Are women permitted to have their feet washed on Holy Thursday?
Q: Are women permitted to have their feet washed on Holy Thursday? Someone told me that Cardinal Sean O’Malley claims to have a letter from Rome permitting the practice.
A: “Permitting” might be a strong word. The Archdiocese of Boston issued a statement (in the April 1, 2005 Archdiocesan paper, “The Pilot”) that read in part: “At the time of the ad limina visit to Rome, the archbishop sought clarification on the liturgical requirements of the rite of foot washing from the Congregation for Divine Worship, which has the responsibility for administering the liturgical law of the Church. The Congregation affirmed the liturgical requirement that only the feet of men be washed at the Holy Thursday ritual, which recalls Christ’s service to the apostles who would become the first priests of the Church. The Congregation did, however, provide for the archbishop to make a pastoral decision concerning his practice of the rite if such a decision would be helpful to the faithful of the archdiocese.”

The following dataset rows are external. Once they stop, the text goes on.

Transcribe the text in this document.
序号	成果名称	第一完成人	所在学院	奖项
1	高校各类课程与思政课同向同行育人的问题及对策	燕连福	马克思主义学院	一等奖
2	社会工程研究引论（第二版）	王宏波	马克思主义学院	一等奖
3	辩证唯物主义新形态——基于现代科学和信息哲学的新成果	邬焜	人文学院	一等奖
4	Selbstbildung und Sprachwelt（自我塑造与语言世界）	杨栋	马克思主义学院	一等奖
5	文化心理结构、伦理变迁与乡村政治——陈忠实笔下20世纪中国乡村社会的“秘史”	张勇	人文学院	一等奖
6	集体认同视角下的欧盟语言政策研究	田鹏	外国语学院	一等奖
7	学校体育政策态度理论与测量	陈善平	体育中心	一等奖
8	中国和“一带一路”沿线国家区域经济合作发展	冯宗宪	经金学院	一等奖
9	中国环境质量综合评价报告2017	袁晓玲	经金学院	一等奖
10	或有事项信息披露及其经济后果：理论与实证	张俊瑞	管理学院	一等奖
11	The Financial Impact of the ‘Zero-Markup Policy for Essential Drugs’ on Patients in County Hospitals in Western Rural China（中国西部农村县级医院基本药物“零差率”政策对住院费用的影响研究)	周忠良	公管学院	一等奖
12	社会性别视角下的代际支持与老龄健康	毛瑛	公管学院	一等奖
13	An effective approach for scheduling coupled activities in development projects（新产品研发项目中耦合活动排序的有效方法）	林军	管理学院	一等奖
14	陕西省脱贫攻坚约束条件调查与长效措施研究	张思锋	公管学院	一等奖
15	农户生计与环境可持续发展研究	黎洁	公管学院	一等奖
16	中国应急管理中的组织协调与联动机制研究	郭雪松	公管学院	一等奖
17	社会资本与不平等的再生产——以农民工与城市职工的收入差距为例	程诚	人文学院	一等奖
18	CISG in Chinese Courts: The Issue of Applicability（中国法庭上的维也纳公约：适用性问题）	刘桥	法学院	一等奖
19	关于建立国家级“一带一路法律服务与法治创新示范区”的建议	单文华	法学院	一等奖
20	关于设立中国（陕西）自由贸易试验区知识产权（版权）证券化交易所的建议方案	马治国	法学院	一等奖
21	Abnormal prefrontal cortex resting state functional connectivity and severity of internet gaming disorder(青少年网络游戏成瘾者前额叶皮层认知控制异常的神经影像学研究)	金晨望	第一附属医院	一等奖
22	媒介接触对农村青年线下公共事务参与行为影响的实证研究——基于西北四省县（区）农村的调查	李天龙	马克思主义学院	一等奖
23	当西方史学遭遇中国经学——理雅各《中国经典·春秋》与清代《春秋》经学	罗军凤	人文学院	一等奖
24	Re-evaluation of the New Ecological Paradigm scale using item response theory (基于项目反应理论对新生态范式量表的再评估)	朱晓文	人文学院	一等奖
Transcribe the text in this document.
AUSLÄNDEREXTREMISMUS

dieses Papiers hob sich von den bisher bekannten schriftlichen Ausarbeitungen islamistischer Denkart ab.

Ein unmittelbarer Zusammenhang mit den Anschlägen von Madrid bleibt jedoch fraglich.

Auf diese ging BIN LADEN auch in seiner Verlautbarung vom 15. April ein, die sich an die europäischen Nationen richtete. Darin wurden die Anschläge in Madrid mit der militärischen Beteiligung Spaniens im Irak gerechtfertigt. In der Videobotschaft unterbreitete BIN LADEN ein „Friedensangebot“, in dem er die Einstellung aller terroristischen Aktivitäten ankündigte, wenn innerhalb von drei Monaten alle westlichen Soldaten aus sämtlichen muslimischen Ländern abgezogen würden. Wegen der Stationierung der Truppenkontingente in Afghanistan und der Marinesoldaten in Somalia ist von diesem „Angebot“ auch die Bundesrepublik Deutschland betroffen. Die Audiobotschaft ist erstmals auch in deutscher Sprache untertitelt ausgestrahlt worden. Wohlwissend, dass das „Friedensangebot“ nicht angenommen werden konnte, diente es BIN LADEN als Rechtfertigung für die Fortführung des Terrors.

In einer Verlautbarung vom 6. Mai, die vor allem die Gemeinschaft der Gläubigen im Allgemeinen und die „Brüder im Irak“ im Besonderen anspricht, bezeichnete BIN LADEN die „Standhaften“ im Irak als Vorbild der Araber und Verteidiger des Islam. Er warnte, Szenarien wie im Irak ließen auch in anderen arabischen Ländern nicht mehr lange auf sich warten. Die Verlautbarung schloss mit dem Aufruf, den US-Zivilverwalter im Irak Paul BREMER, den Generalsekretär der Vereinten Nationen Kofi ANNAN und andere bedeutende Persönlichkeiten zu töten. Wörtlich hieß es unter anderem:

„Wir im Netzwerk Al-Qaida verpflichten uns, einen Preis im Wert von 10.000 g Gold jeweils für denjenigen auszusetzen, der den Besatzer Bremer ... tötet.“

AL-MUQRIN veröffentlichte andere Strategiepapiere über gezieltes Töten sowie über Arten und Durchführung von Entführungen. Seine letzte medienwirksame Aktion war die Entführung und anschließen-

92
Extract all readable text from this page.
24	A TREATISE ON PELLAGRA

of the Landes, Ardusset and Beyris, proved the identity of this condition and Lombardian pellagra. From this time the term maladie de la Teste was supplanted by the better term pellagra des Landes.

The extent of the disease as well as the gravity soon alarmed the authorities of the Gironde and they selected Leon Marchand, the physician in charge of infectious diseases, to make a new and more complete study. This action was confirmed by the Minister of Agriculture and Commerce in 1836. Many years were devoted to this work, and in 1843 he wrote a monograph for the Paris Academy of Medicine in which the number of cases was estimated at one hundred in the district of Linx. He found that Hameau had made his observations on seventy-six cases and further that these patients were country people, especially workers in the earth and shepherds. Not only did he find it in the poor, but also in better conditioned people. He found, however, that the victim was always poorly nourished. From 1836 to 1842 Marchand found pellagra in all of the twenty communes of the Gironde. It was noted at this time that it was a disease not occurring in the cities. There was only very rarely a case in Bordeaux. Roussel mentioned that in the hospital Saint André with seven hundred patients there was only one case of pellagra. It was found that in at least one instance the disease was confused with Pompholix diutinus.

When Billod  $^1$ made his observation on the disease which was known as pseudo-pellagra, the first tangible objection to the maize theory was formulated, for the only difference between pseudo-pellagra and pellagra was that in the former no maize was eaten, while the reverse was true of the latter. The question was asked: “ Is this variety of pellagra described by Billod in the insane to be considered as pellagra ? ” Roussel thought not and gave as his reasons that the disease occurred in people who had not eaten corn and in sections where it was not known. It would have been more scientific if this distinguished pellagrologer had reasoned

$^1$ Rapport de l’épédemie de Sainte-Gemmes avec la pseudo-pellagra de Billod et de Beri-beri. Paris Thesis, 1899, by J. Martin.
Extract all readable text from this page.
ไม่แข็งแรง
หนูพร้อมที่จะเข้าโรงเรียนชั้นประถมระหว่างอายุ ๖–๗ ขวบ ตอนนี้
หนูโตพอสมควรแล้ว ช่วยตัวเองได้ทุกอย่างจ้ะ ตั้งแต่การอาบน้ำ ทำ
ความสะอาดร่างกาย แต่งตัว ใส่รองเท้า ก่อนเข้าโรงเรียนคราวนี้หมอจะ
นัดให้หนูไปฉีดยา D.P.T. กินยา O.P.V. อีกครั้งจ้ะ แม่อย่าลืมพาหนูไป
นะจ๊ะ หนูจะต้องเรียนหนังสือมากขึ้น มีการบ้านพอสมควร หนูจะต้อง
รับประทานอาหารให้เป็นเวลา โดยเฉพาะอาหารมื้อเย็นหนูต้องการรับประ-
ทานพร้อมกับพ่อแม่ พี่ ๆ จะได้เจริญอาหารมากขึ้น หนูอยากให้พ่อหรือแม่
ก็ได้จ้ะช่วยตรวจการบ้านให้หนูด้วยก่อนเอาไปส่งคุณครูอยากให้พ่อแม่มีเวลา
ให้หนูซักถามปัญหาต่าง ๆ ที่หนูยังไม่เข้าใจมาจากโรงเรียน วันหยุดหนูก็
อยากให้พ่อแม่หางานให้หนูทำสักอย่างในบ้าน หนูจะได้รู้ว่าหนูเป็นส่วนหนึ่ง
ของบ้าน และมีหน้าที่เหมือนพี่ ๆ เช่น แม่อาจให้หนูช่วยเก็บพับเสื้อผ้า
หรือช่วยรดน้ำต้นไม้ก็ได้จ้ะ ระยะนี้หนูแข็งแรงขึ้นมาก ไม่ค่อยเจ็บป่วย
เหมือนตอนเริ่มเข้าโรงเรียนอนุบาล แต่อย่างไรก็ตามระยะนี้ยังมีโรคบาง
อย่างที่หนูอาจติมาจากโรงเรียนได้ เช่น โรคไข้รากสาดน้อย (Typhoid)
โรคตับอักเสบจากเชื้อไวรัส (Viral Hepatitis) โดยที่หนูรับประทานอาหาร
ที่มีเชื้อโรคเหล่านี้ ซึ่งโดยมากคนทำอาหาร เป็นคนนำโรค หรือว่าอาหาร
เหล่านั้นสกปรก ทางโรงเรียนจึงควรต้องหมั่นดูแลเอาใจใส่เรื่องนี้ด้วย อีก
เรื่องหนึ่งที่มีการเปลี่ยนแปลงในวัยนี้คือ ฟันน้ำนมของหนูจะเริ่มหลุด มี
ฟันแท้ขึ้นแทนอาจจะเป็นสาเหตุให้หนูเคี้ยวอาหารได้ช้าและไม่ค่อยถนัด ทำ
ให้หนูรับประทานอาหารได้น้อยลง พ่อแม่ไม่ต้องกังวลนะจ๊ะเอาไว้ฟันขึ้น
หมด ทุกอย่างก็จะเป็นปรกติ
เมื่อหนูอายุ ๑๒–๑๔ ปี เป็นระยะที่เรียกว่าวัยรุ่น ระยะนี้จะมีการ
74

And while Cardinal O’Malley did not comment publicly on the response from Rome, his practice since has been to include women in the Holy Thursday foot washing. The statement from Rome stops short of “permitting,” and issued no official indults. In the end it left the matter to the pastoral judgment of the Cardinal, and, presumably, all Ordinaries, while reiterating the norm of men only.
Sadly, the Holy Thursday foot washing has become a kind of countersign, emphasizing power and rivalry, instead of service and unity. What should bespeak charity has often issued in conflict. Though the norm has never been unclear, it must be admitted that the practice of including women today in the ritual is widespread. While priests today are generally more obedient to liturgical law, many have inherited the practice and, for similar pastoral reasons, have accepted it, choosing not to further inflame an already tense matter, which occurs only once a year and is optional.